Picchio Wildlife Research Center
- Formation: 1992
- Type: Wildlife conservation and ecotourism organization
- Headquarters: Karuizawa, Nagano, Japan
- Coordinates: 36°21′49″N 138°35′29″E﻿ / ﻿36.3636°N 138.5915°E
- Website: www.wildlife-picchio.com

= Picchio Wildlife Research Center =

Japanese wildlife research and conservation organization

Picchio Wildlife Research Center (Japanese: ピッキオ) is a wildlife research, conservation, and ecotourism organization based in Karuizawa, Nagano Prefecture, Japan. Established in 1992 as the Wild Bird Research Centre, it conducts nature-education programs and works on the management and conservation of Asiatic black bears in cooperation with the city of Karuizawa.

==History==
Picchio was founded in 1992 in Karuizawa as the Wild Bird Research Centre. According to the organization, it adopted the name Picchio in 1995 and began a Japanese giant flying squirrel observation tour that year.
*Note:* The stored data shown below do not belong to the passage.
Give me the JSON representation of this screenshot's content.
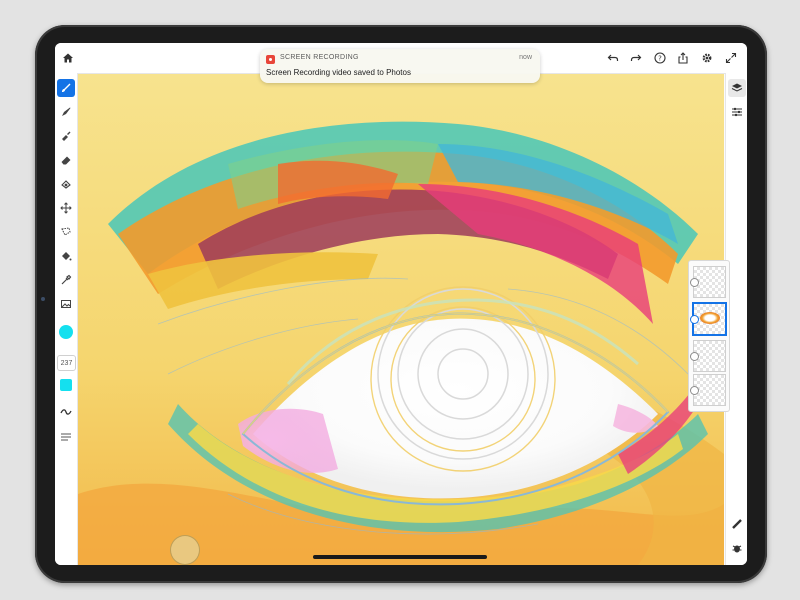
{
  "topbar": {
    "home_icon": "home-icon",
    "actions": [
      "undo-icon",
      "redo-icon",
      "help-icon",
      "share-icon",
      "settings-icon",
      "fullscreen-icon"
    ]
  },
  "left_toolbar": {
    "tools": [
      "brush-icon",
      "smudge-icon",
      "fill-brush-icon",
      "eraser-icon",
      "blend-icon",
      "transform-icon",
      "lasso-icon",
      "fill-bucket-icon",
      "eyedropper-icon",
      "image-icon"
    ],
    "active_tool": "brush-icon",
    "color": "#14e0ef",
    "brush_size": "237"
  },
  "right_toolbar": {
    "tools": [
      "layers-icon",
      "properties-icon"
    ],
    "bottom_tools": [
      "ruler-icon",
      "bug-icon"
    ]
  },
  "layers_panel": {
    "layer_count": 4,
    "active_layer_index": 1,
    "actions": [
      "add-layer-icon",
      "visibility-icon",
      "layer-import-icon",
      "more-icon"
    ]
  },
  "notification": {
    "app": "SCREEN RECORDING",
    "time": "now",
    "message": "Screen Recording video saved to Photos"
  },
  "colors": {
    "accent": "#1473e6",
    "brush_color": "#14e0ef"
  }
}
Its black-bear management program began in 1998; the organization has undertaken work for Karuizawa since 2000.
===Awards===
The organization received the Grand Prize in Japan's first Eco-tourism Awards, presented by the Japan Ministry of the Environment, in 2005. In 2011, Picchio received the AEON Environmental Foundation Award for biodiversity and in 2018, received the award for Responsible Tourism.
==Activities==
Picchio's activities combine guided nature tours with wildlife conservation. The Japan National Tourism Organization describes its Karuizawa center as providing education programs and habitat-management projects as part of efforts to protect bears in the area's hills.

Its bear-management work focuses on reducing conflict between people and Asiatic black bears. Methods described by the organization include tracking and monitoring individual bears, habitat management, measures to prevent bears from accessing human food sources, and the use of trained bear dogs to deter bears from developed areas.

Research associated with the center has included a 2021 article in the journal Ursus reporting video evidence of an apparent infanticide event involving Asiatic black bears in Nagano Prefecture.
==Activities outside of Karuizawa==
Picchio also operates a nature-guiding business in Shiretoko Peninsula, Hokkaido. The Shiretoko Shari Tourist Association lists Picchio Shiretoko as a provider of wildlife-watching tours and describes Picchio as operating in both Shiretoko and Karuizawa. Its Shiretoko programs include guided walks and treks, wildlife night drives, and seasonal wildlife-observation tours.